Never Mind the Buzzcocks
LOL. I miss the old Buzzcocks team -Mark Lamarr included-, Noel Fielding is boring and childish and even with Phill and a good host it just feels silly and somewhat dispensable. I fear the era of the panel show could be coming to an end. QI on BBC1 is lacking and Mock the Week might be a train wreck without Frankie Boyle (I'm hoping this won't be the cese, but...)
The Era of Costume Drama at the BBC is coming to an end, too, apparently. It'd be a pity if the last two big productions they did were that bland and half-arsed attempt at Little Dorrit and this new Emma, which I'm liking despite the leads. I was expecting not to enjoy Jonny Lee Miller as Mr Knightley (he's dull, severe and insecure, not much of a Knightley IMHO, although I'm tolerating him much better than I expected, and even have hopes for him in the remaining episodes), but my doubts about Romola Garai came as a surprise. Especially because she's a great Emma, snobbish, effervescent and intelligent, but I hate that they have gone for the whole "modern" body language trend. It breaks the mood in an unpardonable way. The script is perfect, the supporting characters are a joy (Tamsin Greig's Miss Bates breaks my heart; Michael Gambon is a fantastic and believable Mr Wodehouse and Jodhi May is the best Miss Taylor I've seen) but seeing Emma running wild, slouching languidly on a couch and flailing her hands while she talks is not what I imagine when I read this:
Emma Woodhouse, handsome, clever, and rich, with a comfortable home and happy disposition, seemed to unite some of the best blessings of existence; and had lived nearly twenty-one years in the world with very little to distress or vex her.
It's no use giving the actors beautiful, accurate costumes and getting gorgeous houses from the period and a little old village where you cover any sign of the modern times to create the perfect Regency setting when you are going to have the actors play the characters as if they were hanging around the pub, watching the football on a Saturday night.

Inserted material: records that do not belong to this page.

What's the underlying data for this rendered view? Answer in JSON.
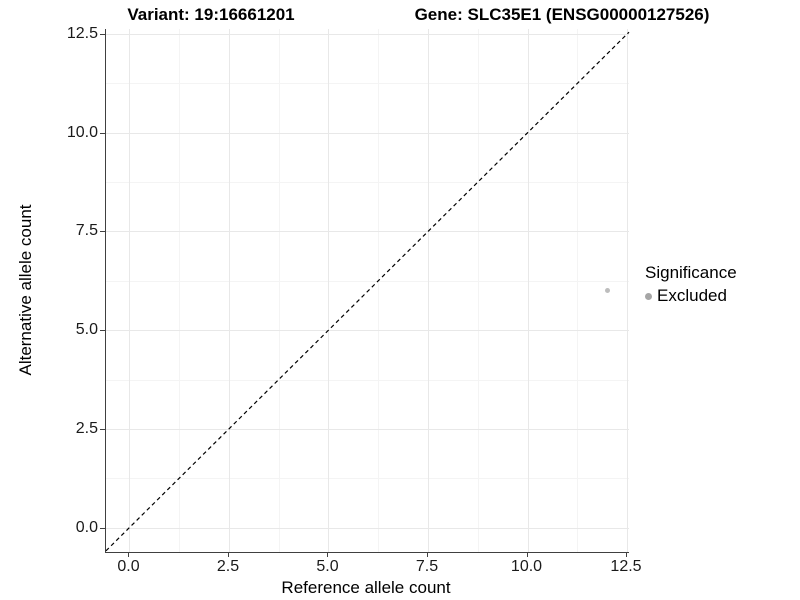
{
  "titles": {
    "variant": "Variant: 19:16661201",
    "gene": "Gene: SLC35E1 (ENSG00000127526)"
  },
  "chart_data": {
    "type": "scatter",
    "title_left": "Variant: 19:16661201",
    "title_right": "Gene: SLC35E1 (ENSG00000127526)",
    "xlabel": "Reference allele count",
    "ylabel": "Alternative allele count",
    "xlim": [
      -0.59,
      12.55
    ],
    "ylim": [
      -0.62,
      12.63
    ],
    "x_ticks": {
      "values": [
        0,
        2.5,
        5,
        7.5,
        10,
        12.5
      ],
      "labels": [
        "0.0",
        "2.5",
        "5.0",
        "7.5",
        "10.0",
        "12.5"
      ]
    },
    "y_ticks": {
      "values": [
        0,
        2.5,
        5,
        7.5,
        10,
        12.5
      ],
      "labels": [
        "0.0",
        "2.5",
        "5.0",
        "7.5",
        "10.0",
        "12.5"
      ]
    },
    "grid": {
      "major": true,
      "minor": true,
      "major_color": "#e8e8e8",
      "minor_color": "#f4f4f4"
    },
    "identity_line": {
      "slope": 1,
      "intercept": 0,
      "style": "dashed",
      "color": "#000000"
    },
    "series": [
      {
        "name": "Excluded",
        "color": "#bdbdbd",
        "point_radius": 2.5,
        "points": [
          {
            "x": 12,
            "y": 6
          }
        ]
      }
    ],
    "legend": {
      "position": "right",
      "title": "Significance",
      "entries": [
        {
          "label": "Excluded",
          "color": "#a6a6a6"
        }
      ]
    }
  }
}
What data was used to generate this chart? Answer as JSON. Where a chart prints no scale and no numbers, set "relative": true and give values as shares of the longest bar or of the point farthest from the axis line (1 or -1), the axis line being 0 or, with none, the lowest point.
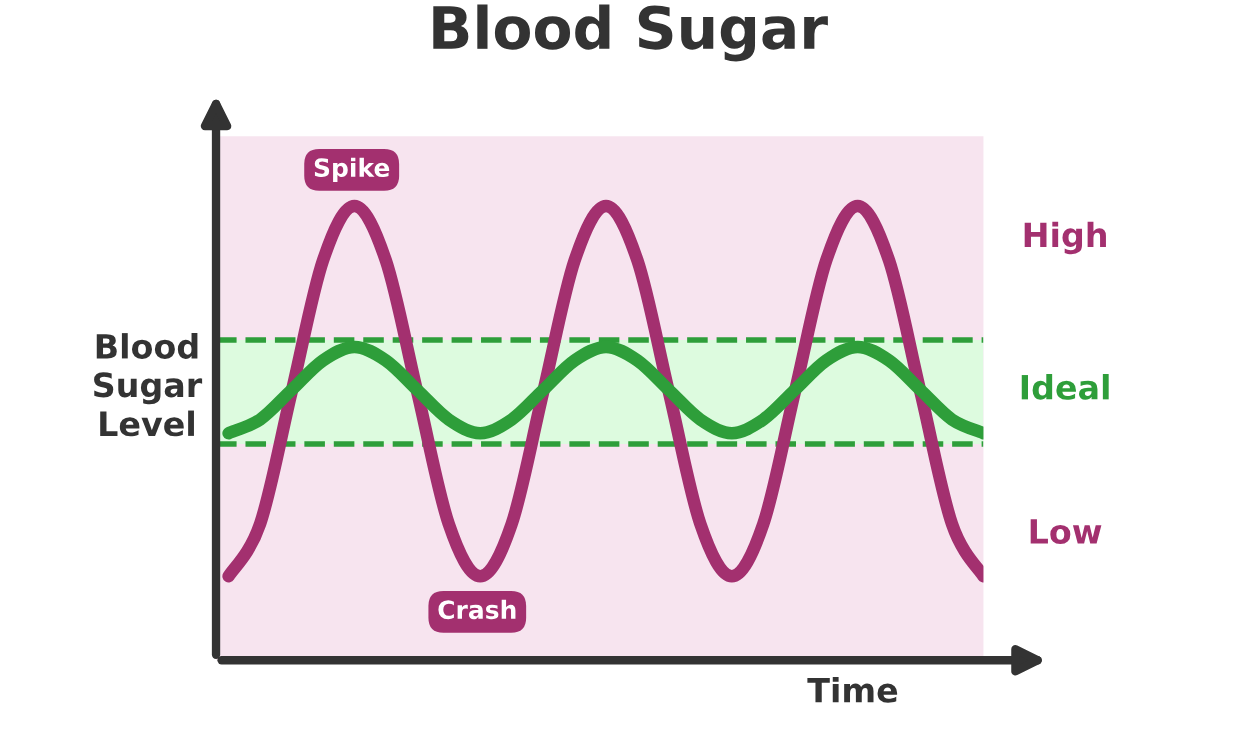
{
  "chart_data": {
    "type": "line",
    "title": "Blood Sugar",
    "xlabel": "Time",
    "ylabel": "Blood\nSugar\nLevel",
    "relative": true,
    "categories": [
      null,
      null,
      null,
      null,
      null,
      null,
      null,
      null,
      null,
      null,
      null,
      null,
      null,
      null,
      null,
      null,
      null,
      null,
      null,
      null,
      null,
      null,
      null,
      null,
      null
    ],
    "series": [
      {
        "color": "#a3306f",
        "values": [
          0.185,
          0.3,
          0.59,
          0.88,
          1.0,
          0.88,
          0.59,
          0.3,
          0.185,
          0.3,
          0.59,
          0.88,
          1.0,
          0.88,
          0.59,
          0.3,
          0.185,
          0.3,
          0.59,
          0.88,
          1.0,
          0.88,
          0.59,
          0.3,
          0.185
        ]
      },
      {
        "color": "#2e9e3a",
        "values": [
          0.5,
          0.53,
          0.595,
          0.66,
          0.69,
          0.66,
          0.595,
          0.53,
          0.5,
          0.53,
          0.595,
          0.66,
          0.69,
          0.66,
          0.595,
          0.53,
          0.5,
          0.53,
          0.595,
          0.66,
          0.69,
          0.66,
          0.595,
          0.53,
          0.5
        ]
      }
    ],
    "bands": [
      {
        "axis": "y",
        "from": 0.476,
        "to": 0.705,
        "color": "#ddfbdf"
      }
    ],
    "ref_lines": [
      {
        "axis": "y",
        "value": 0.476,
        "color": "#2e9e3a",
        "line_style": "dashed"
      },
      {
        "axis": "y",
        "value": 0.705,
        "color": "#2e9e3a",
        "line_style": "dashed"
      }
    ],
    "annotations": [
      "High",
      "Ideal",
      "Low",
      "Spike",
      "Crash"
    ],
    "legend": false,
    "line_style": "solid",
    "marker": "none"
  }
}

And I'm quite convinced this was a decision from the director because Romola has done many other period pieces and she definitely does 19th Century better than most.
Despite all this, I'm happy with it. Probably because Emma is not my favourite Austen novel*, and my love for the story comes from its abundance of interesting and funny secondary characters and a the glimpse at social differences between a small community it provides. In that respect the first episode was faultless. I can't wait to see the rest.
P.S.Yes, I love Glee. It's petty and silly but it's also ironic, cruel and funny. And the musical bits are amazing. And it had Kristin Chenoweth who was a star, as always. Speaking of "Bryan Fuller actors", isn't it great that, now that we have seemingly lost Ellen Greene on Heroes, we get to see Swoosie Kurtz/Aunt Lily there instead?
*My Austen "Major" Novels list in order of preference: Persuasion, Sense and Sensibility, Pride & Prejudice, Mansfield Park, Emma, Northanger Abbey. I'd be crazy if I had to include her so called minor works there, because I really love them, in some cases more than the novels.